Sick
2 Conselhos de amiga.
Notas iniciais
Coloquei um vestido branco até o joelho e uma bota com um cachecol preto, da cor das botas.
Sai e dei de cara com o Ichigo, meu coração que havia se acalmado, voltou a parecer um louco, as mãos tremeram.
–Pensei que havia morrido ai dentro-ele brincou.
–Idiota, não sou você que morre fácil!-Tentei tirar pensamentos da cabeça e chama-lo de idiota é uma das coisas que me ajudam a ficar calma.
O ruivo sorriu, entrou e trancou-se.
Respirei fundo. Preciso falar com a Inoue. Rápido!
Assim que cheguei, ela me recebeu muito bem, como sempre.
Contei a ela o que sentia, nada de diferente de antes, apenas acrescentei o que havia percebido.
–Eu-Eu-gaguejava, tomei um pouco do chá e contei-Estou com alergia ao Ichigo.
Ela se engasgou e sorriu.
–Oi?
–Inoue, toda vez que chego perto do Ichigo ou ele vem até mim, meu coração acelera e as mãos tremem, eu acho que não posso sobreviver a isso -Falei assustada. Em toda a minha vida, bem longa por assim dizer, nunca havia sentido isso.
–Rukia vo-você, será que...-Ela se calou e a sua face seria se desfez.-Vamos fazer um teste, vem morar comigo, longe do Ichigo você pode melhorar, que tal?
–Ah, mas eu gosto da família Kurosaki, as irmãs dele e o pai dele são ótimos comigo, são pessoas calorosas e isso me faz sentir alegre e além do mais o Ichigo...
Abaixei a cabeça, ele está me fazendo mal? Mas somos nakamas certo?
–Rukia, eu lhe trataria bem também-ela fez um biquinho.
–Não, não estou dizendo isso, é que..
–Eu sei, a família é algo que não pode ser substituída, mas é só por uns dias até você esq- ela pigarreou-digo, melhorar da alergia.
–Pensarei.
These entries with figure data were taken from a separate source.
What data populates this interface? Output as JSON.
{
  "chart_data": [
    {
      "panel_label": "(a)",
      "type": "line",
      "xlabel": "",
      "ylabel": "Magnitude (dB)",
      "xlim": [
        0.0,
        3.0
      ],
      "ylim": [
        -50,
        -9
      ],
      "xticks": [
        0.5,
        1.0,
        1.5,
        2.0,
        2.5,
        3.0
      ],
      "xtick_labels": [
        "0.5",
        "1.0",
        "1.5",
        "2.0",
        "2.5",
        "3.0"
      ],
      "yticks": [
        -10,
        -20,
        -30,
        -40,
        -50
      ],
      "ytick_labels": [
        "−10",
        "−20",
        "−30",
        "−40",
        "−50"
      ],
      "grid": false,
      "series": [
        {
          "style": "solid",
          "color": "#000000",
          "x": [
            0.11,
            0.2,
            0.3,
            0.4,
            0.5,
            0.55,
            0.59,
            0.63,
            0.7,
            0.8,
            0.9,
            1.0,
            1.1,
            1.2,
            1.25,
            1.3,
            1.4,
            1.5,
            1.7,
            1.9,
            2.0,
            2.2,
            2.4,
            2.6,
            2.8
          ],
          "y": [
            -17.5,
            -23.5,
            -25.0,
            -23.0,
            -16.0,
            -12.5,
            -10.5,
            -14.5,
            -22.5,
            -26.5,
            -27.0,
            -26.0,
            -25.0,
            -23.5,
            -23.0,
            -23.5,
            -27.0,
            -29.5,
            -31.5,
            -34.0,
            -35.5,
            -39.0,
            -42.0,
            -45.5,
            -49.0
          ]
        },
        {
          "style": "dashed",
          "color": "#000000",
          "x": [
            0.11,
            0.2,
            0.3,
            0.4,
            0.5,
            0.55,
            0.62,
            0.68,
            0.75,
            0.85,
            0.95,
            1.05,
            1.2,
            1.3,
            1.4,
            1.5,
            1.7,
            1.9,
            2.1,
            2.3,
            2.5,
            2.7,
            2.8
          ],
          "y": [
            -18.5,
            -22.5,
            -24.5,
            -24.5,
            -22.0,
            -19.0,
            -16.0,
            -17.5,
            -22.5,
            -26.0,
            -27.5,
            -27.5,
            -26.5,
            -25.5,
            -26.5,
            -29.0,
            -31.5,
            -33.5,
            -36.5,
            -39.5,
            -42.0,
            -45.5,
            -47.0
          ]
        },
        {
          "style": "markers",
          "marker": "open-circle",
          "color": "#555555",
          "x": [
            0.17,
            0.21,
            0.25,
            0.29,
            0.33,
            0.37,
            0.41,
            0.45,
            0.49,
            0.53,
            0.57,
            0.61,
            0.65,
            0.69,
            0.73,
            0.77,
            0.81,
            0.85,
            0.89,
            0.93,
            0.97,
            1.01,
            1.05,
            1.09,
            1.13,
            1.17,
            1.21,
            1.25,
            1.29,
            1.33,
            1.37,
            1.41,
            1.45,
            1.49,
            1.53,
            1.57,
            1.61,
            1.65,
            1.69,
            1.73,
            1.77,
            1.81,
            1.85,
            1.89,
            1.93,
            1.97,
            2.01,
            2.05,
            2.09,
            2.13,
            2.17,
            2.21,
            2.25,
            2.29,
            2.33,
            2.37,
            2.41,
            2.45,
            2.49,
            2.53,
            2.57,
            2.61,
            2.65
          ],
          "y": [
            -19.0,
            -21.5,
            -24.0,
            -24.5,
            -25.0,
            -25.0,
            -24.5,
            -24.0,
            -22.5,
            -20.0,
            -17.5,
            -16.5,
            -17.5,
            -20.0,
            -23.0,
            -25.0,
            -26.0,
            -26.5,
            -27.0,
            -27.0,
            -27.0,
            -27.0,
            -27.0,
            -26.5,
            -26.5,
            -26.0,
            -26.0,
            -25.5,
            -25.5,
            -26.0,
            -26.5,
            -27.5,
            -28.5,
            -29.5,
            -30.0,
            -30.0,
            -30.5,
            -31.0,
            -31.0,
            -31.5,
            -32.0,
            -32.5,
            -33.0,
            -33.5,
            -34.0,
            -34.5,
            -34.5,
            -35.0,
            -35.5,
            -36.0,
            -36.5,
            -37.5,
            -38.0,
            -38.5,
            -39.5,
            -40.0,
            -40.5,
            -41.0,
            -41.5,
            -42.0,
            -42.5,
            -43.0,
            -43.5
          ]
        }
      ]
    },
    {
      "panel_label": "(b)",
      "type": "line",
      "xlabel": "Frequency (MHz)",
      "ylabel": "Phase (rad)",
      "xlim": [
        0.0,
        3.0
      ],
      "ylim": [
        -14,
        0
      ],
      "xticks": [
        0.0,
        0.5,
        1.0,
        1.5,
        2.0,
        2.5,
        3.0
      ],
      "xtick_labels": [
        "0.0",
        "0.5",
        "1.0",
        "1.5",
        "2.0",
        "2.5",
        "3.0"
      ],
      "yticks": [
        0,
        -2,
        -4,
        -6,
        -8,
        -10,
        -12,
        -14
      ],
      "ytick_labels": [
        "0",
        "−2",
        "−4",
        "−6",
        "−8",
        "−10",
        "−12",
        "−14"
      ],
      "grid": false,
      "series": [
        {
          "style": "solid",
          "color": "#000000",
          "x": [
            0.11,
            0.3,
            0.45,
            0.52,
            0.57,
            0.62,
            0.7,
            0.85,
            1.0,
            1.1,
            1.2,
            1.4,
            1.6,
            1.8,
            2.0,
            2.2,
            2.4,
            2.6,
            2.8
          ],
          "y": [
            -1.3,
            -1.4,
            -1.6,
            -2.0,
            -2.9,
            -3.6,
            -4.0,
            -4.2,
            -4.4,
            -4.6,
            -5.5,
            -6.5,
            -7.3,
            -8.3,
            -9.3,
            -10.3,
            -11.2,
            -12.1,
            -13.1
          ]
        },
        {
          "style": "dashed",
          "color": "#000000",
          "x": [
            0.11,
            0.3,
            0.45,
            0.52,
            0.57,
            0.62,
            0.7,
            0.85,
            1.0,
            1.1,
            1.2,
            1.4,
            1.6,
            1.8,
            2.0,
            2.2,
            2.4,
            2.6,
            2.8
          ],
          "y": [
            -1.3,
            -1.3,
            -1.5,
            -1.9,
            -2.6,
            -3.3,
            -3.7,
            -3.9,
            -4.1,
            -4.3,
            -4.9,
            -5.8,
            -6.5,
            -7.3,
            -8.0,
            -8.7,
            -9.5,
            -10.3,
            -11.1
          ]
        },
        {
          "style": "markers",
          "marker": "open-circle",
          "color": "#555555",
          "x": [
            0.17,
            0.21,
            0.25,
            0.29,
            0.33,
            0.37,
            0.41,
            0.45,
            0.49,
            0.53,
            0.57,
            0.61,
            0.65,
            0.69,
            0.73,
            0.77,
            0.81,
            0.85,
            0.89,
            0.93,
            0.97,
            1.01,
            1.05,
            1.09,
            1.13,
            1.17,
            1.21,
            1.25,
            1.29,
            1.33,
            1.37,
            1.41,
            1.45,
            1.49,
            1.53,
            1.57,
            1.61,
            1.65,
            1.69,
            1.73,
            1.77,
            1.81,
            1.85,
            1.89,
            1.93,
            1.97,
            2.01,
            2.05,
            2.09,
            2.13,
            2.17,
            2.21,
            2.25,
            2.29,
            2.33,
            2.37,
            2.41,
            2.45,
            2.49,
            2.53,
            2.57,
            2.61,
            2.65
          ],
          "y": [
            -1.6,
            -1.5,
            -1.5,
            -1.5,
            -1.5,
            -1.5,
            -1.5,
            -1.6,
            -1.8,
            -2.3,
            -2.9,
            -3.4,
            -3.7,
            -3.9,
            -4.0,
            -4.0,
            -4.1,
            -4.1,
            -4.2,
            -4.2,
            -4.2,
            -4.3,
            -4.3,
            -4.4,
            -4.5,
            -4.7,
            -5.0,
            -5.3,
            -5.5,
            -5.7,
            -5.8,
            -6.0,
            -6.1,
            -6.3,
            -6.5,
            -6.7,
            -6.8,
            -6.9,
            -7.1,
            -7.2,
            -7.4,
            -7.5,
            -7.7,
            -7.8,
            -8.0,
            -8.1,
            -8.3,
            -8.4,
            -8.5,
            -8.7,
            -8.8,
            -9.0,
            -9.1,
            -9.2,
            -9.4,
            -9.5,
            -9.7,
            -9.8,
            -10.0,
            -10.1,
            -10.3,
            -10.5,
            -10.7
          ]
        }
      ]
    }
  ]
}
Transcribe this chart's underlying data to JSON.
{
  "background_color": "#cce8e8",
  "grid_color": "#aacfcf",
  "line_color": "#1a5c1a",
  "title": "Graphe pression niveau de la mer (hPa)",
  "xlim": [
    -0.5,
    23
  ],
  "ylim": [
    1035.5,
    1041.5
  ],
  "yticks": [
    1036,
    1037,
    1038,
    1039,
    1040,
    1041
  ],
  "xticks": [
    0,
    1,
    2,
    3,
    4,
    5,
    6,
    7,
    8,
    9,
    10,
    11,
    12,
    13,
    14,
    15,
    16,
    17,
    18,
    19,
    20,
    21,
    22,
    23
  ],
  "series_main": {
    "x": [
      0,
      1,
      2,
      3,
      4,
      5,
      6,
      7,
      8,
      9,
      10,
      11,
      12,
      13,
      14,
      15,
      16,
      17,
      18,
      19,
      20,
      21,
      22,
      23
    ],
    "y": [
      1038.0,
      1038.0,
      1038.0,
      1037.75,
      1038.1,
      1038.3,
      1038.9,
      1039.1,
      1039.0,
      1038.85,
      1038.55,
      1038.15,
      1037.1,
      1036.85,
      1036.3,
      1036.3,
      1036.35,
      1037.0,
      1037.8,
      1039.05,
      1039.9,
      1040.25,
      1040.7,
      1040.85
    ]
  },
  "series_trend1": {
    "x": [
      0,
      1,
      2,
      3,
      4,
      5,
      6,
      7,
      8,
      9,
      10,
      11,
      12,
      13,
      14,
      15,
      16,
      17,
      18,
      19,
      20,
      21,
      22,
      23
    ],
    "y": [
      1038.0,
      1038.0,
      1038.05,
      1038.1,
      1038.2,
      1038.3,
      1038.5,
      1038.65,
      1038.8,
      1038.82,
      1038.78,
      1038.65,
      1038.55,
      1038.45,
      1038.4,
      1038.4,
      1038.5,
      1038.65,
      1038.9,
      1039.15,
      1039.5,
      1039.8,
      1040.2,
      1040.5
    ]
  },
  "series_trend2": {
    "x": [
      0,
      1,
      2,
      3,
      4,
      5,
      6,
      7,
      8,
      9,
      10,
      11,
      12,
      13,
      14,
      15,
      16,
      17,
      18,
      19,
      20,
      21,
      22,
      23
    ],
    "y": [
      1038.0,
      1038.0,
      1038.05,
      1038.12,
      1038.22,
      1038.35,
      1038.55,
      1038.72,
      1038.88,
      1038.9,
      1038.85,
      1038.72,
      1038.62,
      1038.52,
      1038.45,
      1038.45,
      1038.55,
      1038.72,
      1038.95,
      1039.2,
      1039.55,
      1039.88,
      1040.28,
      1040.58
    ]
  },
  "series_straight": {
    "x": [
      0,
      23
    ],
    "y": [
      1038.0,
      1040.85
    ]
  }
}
Desculpe Inoue, eu sou a encarregada de cuidar do Ichigo aqui na terra, então pensarei com carinho.
–Tudo bem-la sorriu fraco.
Sai e voltei entrando pela janela.
–Onde você estava?-Ichigo me pegou pela cintura da janela e me colocou no chão do quarto, fiquei assustada e briguei.
–O que está fazendo? Fui ver a Inoue, me solte.
–Kon, pegue o remédio.
–Não!-gritei-você vai me matar-me debatia no chão tentando me soltar dele, Kon vinha segurando o remédio de gosto de esgoto.
–Rukia é para o seu bem!
–Então compre um que tenha gosto de morango.
Ele corou,ignorei isso e me soltei. Abri a porta e ele correu atrás de mim, desci as escadas e ele segurava o remédio.
–Yuzu! Seu irmão está sendo teimoso.
–Eu? É seu remédio, quer morrer?
–Você precisa tomar Rukia-chan.
Ela me olhava com olhos de cachorrinhos abandonas precisando de donos, não apenas um, vários cachorrinhos.
–Okay-suspirei.-Por você.
Ichigo colocou o remédio na mesa e bufou.
–Por ela? E eu tive esse trabalho todo?
Ele subiu e eu fui logo atrás depois de tomar o medicamento.
–Hollow, vamos!-Senti e logo depois o dispositivo bipou.
–Hã? Você não vai a lugar nenhum.
–Ichigo! Já estou melhor! VocÊ não precisa se preocupar.
Fui na frente e ele veio logo atrás de mim, zangado por não ter sido obediente.
Derrotamos o Hollow bem fácil, ele perseguia um garotinho e não era grandes coisa.
Me senti tonta e o shinigami substituto não hesitou ao me segurar.
–Viu idiota, disse para não vir.
Ele me pegou no colo e fomos para casa.